Obama’s rapid spending — he has raised the national debt by $5.7 trillion since 2008 — means that he must persuade Congress to raise the debt ceiling again in the next few months.

Boehner’s Friday proposal would have transferred another $460 billion from roughly 400,000 investors and entrepreneurs to the federal government by raising their top marginal income tax rate from 35 percent to 39.6 percent.

Other federal, state and local taxes lift the effective tax rate on top earners to well over 50 percent.

GOP leaders and many economists say such high tax rates shrivel investment, hurt job creation and curb tax revenues.

But Obama didn’t consider Boehner’s $460 billion offer big enough, even when combined with the House speaker’s previous offer to cut several hundred billion dollars in tax breaks used by upper-income Americans, according to a White House official cited by The Washington Post.

The Friday offer, which would have raised $1 trillion in new government revenue over 10 years, was accompanied by proposed reforms to trim spending by $1 trillion over the course of the same decade.

The proposal would have trimmed $2 trillion from the projected $9 trillion in deficit borrowing that is scheduled to fund the federal government’s current 10-year, $45 trillion spending plan.

Obama wants the federal government to tax an extra $1.4 trillion of the nation’s wealth by 2022, and has repeatedly declined to specify spending he would agree to cut.

Meanwhile, the White House has demanded that the GOP “acknowledge” that higher tax rates are needed.

This demand for the GOP to abandon its ideological principle against higher tax rates is itself a ideological demand from Obama, and spotlights his gamble that November’s election results can help him win a long-lasting ideological victory over his Republican adversaries.

“A willingness by [GOP] leadership that rates have to go up on the top 2 percent [of earners] would potentially move us more quickly towards the achievement of a deal, but that has yet to happen,” White House spokesman Jay Carney said Friday.

Earlier, Obama had rejected Boehner’s offer to transfer an extra $800 billion to the federal government by cutting back tax breaks leveraged by the top 20 percent of earners.
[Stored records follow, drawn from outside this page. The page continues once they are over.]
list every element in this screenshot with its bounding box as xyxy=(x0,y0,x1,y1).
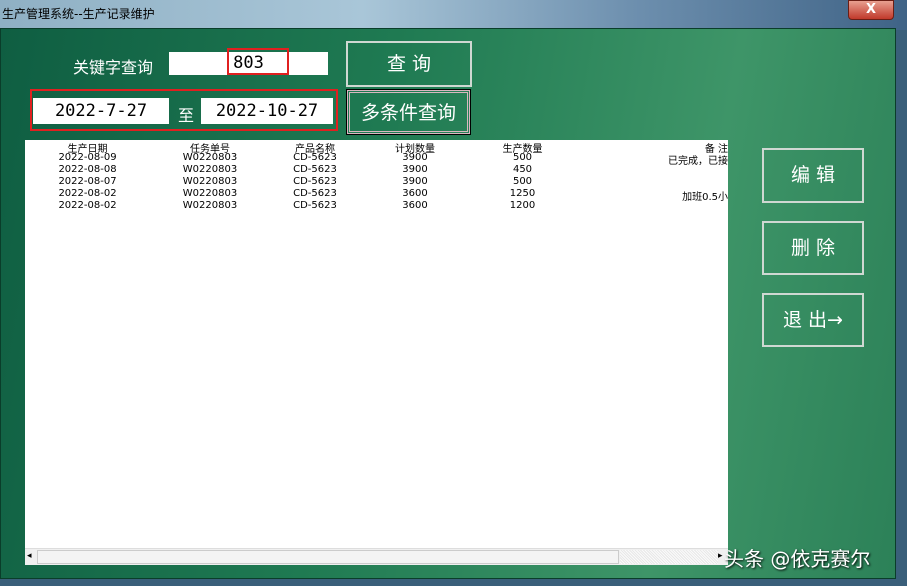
cell-date: 2022-08-09 xyxy=(58,152,117,163)
window-title: 生产管理系统--生产记录维护 xyxy=(2,7,155,21)
records-list[interactable]: 生产日期 任务单号 产品名称 计划数量 生产数量 备 注 2022-08-09 W… xyxy=(25,140,728,565)
cell-plan: 3600 xyxy=(402,200,428,211)
cell-task: W0220803 xyxy=(182,188,238,199)
cell-plan: 3900 xyxy=(402,152,428,163)
query-button[interactable]: 查 询 xyxy=(346,41,472,87)
table-row[interactable]: 2022-08-07 W0220803 CD-5623 3900 500 xyxy=(25,176,728,188)
table-row[interactable]: 2022-08-09 W0220803 CD-5623 3900 500 已完成，已接 xyxy=(25,152,728,167)
cell-date: 2022-08-07 xyxy=(58,176,117,187)
cell-date: 2022-08-02 xyxy=(58,200,117,211)
cell-produced: 500 xyxy=(512,152,533,163)
multi-query-button[interactable]: 多条件查询 xyxy=(347,90,470,134)
highlight-box xyxy=(227,48,289,75)
table-row[interactable]: 2022-08-02 W0220803 CD-5623 3600 1200 xyxy=(25,200,728,212)
scroll-left-icon[interactable]: ◂ xyxy=(27,551,32,561)
scroll-right-icon[interactable]: ▸ xyxy=(718,551,723,561)
cell-date: 2022-08-02 xyxy=(58,188,117,199)
cell-product: CD-5623 xyxy=(293,152,337,163)
keyword-label: 关键字查询 xyxy=(73,58,154,77)
table-row[interactable]: 2022-08-08 W0220803 CD-5623 3900 450 xyxy=(25,164,728,176)
cell-produced: 1200 xyxy=(509,200,536,211)
cell-task: W0220803 xyxy=(182,200,238,211)
cell-task: W0220803 xyxy=(182,152,238,163)
cell-product: CD-5623 xyxy=(293,176,337,187)
cell-produced: 500 xyxy=(512,176,533,187)
delete-button[interactable]: 删 除 xyxy=(762,221,864,275)
highlight-box xyxy=(30,89,338,131)
cell-product: CD-5623 xyxy=(293,200,337,211)
horizontal-scrollbar[interactable]: ◂ ▸ xyxy=(25,548,728,565)
watermark: 头条 @依克赛尔 xyxy=(724,547,871,571)
cell-task: W0220803 xyxy=(182,176,238,187)
table-header: 生产日期 任务单号 产品名称 计划数量 生产数量 备 注 xyxy=(25,140,729,155)
scrollbar-track[interactable] xyxy=(620,550,718,564)
cell-produced: 1250 xyxy=(509,188,536,199)
title-bar: 生产管理系统--生产记录维护 X xyxy=(0,0,907,30)
cell-task: W0220803 xyxy=(182,164,238,175)
cell-product: CD-5623 xyxy=(293,188,337,199)
cell-date: 2022-08-08 xyxy=(58,164,117,175)
cell-plan: 3900 xyxy=(402,164,428,175)
cell-plan: 3600 xyxy=(402,188,428,199)
cell-plan: 3900 xyxy=(402,176,428,187)
exit-button[interactable]: 退 出→ xyxy=(762,293,864,347)
cell-product: CD-5623 xyxy=(293,164,337,175)
edit-button[interactable]: 编 辑 xyxy=(762,148,864,203)
table-row[interactable]: 2022-08-02 W0220803 CD-5623 3600 1250 加班0.5小 xyxy=(25,188,728,203)
close-button[interactable]: X xyxy=(848,0,894,20)
scrollbar-thumb[interactable] xyxy=(37,550,619,564)
cell-produced: 450 xyxy=(512,164,533,175)
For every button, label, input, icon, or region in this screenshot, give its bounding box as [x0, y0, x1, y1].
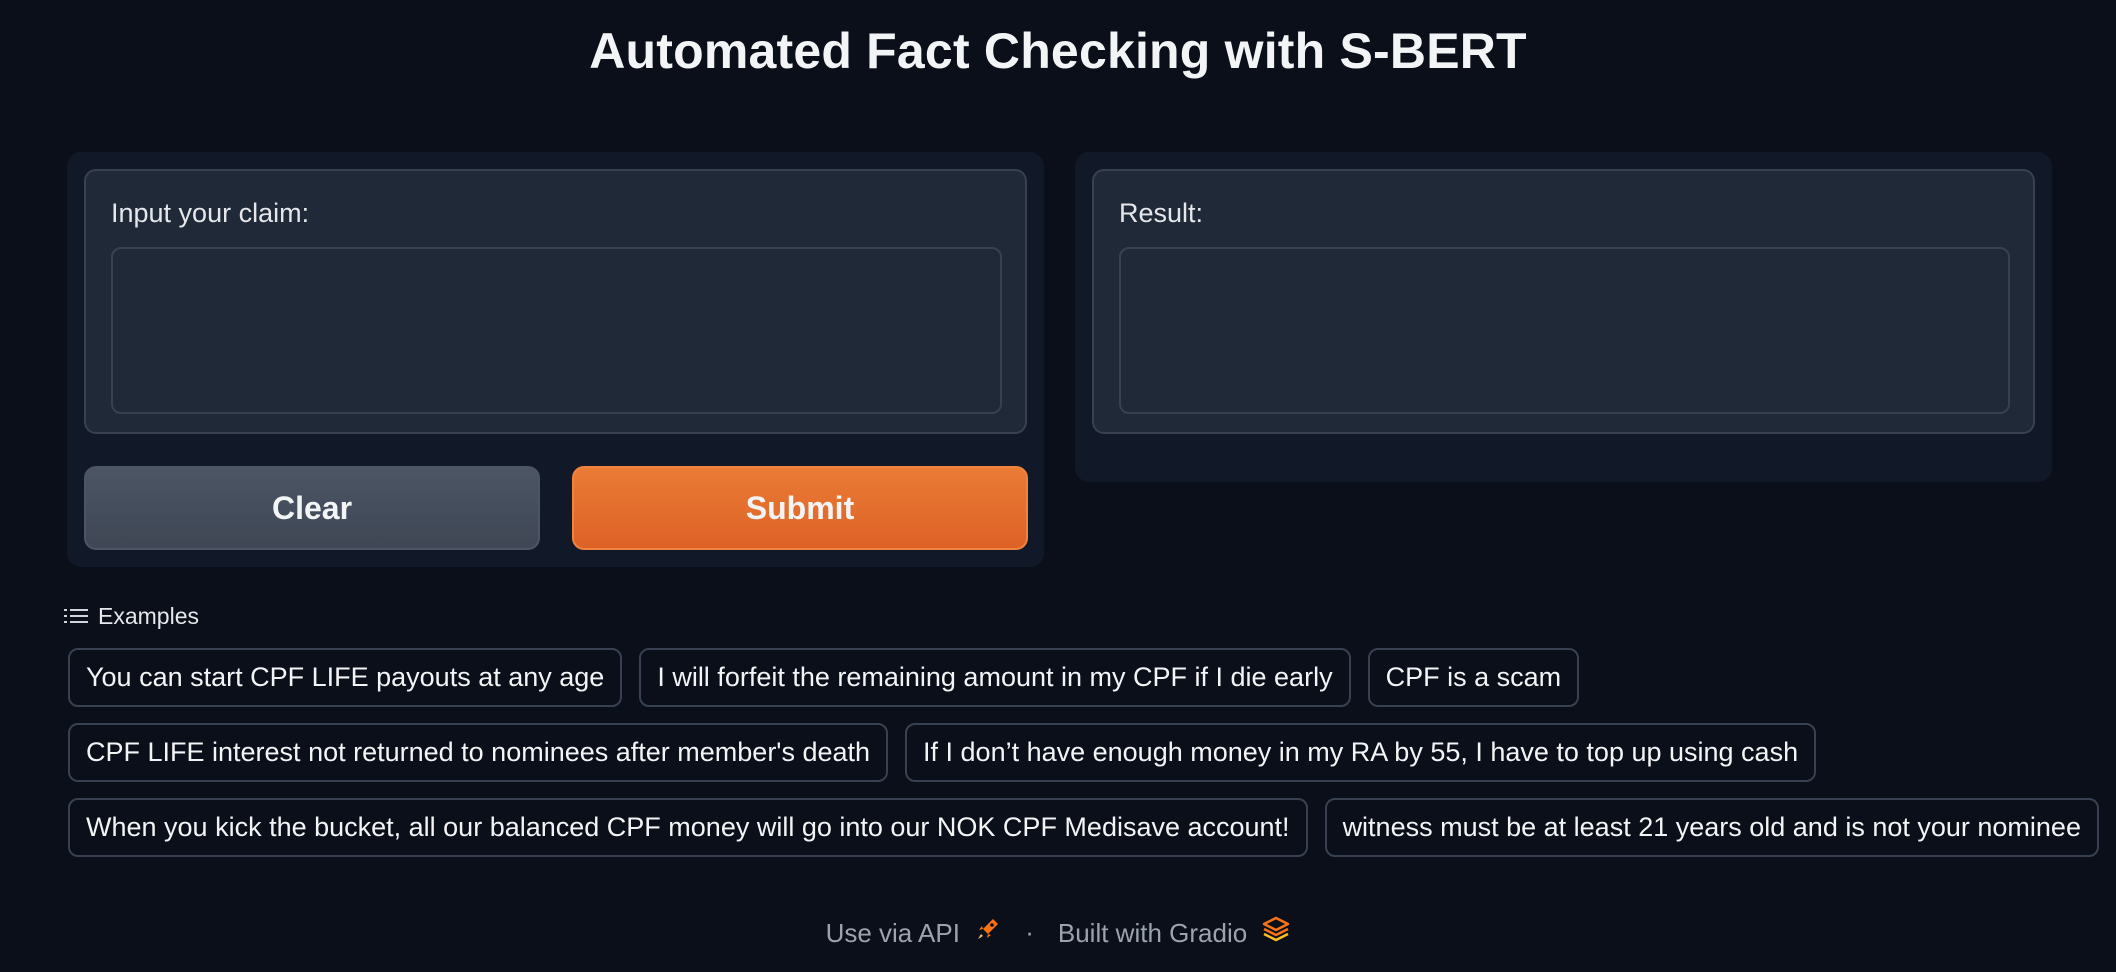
result-output[interactable]: [1119, 247, 2010, 414]
submit-button[interactable]: Submit: [572, 466, 1028, 550]
examples-row: CPF LIFE interest not returned to nomine…: [68, 723, 1817, 782]
example-chip[interactable]: witness must be at least 21 years old an…: [1324, 798, 2099, 857]
use-via-api-label: Use via API: [825, 918, 960, 948]
footer: Use via API · Built with Gradio: [0, 916, 2116, 949]
clear-button[interactable]: Clear: [84, 466, 540, 550]
rocket-icon: [975, 916, 1001, 942]
example-chip[interactable]: I will forfeit the remaining amount in m…: [639, 648, 1351, 707]
examples-header: Examples: [64, 601, 199, 631]
example-chip[interactable]: When you kick the bucket, all our balanc…: [68, 798, 1308, 857]
footer-separator: ·: [1025, 917, 1034, 947]
claim-input-label: Input your claim:: [111, 198, 310, 228]
page-title: Automated Fact Checking with S-BERT: [589, 23, 1527, 79]
result-output-block: Result:: [1092, 169, 2035, 434]
built-with-gradio-label: Built with Gradio: [1057, 918, 1248, 948]
result-label: Result:: [1119, 198, 1204, 228]
example-chip[interactable]: You can start CPF LIFE payouts at any ag…: [68, 648, 623, 707]
gradio-app: Automated Fact Checking with S-BERT Inpu…: [0, 0, 2116, 972]
example-chip[interactable]: CPF is a scam: [1367, 648, 1580, 707]
claim-input[interactable]: [111, 247, 1002, 414]
example-chip[interactable]: If I don’t have enough money in my RA by…: [905, 723, 1817, 782]
examples-header-label: Examples: [98, 602, 199, 629]
input-column: Input your claim: Clear Submit: [67, 152, 1044, 567]
examples-row: When you kick the bucket, all our balanc…: [68, 798, 2099, 857]
claim-input-block: Input your claim:: [84, 169, 1027, 434]
gradio-logo-icon: [1262, 916, 1290, 942]
use-via-api-link[interactable]: Use via API: [826, 916, 1002, 949]
output-column: Result:: [1075, 152, 2052, 482]
built-with-gradio-link[interactable]: Built with Gradio: [1058, 916, 1291, 949]
list-icon: [64, 608, 88, 624]
example-chip[interactable]: CPF LIFE interest not returned to nomine…: [68, 723, 889, 782]
examples-row: You can start CPF LIFE payouts at any ag…: [68, 648, 1580, 707]
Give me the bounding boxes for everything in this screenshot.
The Friday offer is yet another risk by Boehner, who is facing increased public pressure from small-government conservatives to reject Obama’s demands for more tax revenue.

But it also mollifies several GOP senators who have called for concessions to Obama’s demands, and helps counter Democrats’ claims that the GOP favors the wealthy.

Establishment media reports magnify that claim into a narrative that many voters believe, even though many of Obama’s policies have favored the post-industrial entrepreneurs that gather in the Democratic Party.

These wealthy Democrats profit from Obama’s effort to regulate numerous sectors of the economy on behalf of the environment, health care or education. They include many moneyed Americans in Silicon Valley, Wall Street and Hollywood, as well as the media, legal and academic sectors.

The GOP’s media-magnified image as the party of the wealthy hurt turnout by otherwise sympathetic middle-class voters in Ohio and other Midwestern states, helping Obama win in November.

The “fiscal cliff” refers to the scheduled and synchronized arrival of tax increases and spending cuts that would remove an extra $500 billion from the U.S. economy in 2013, and could shock the already weak economy into another recession.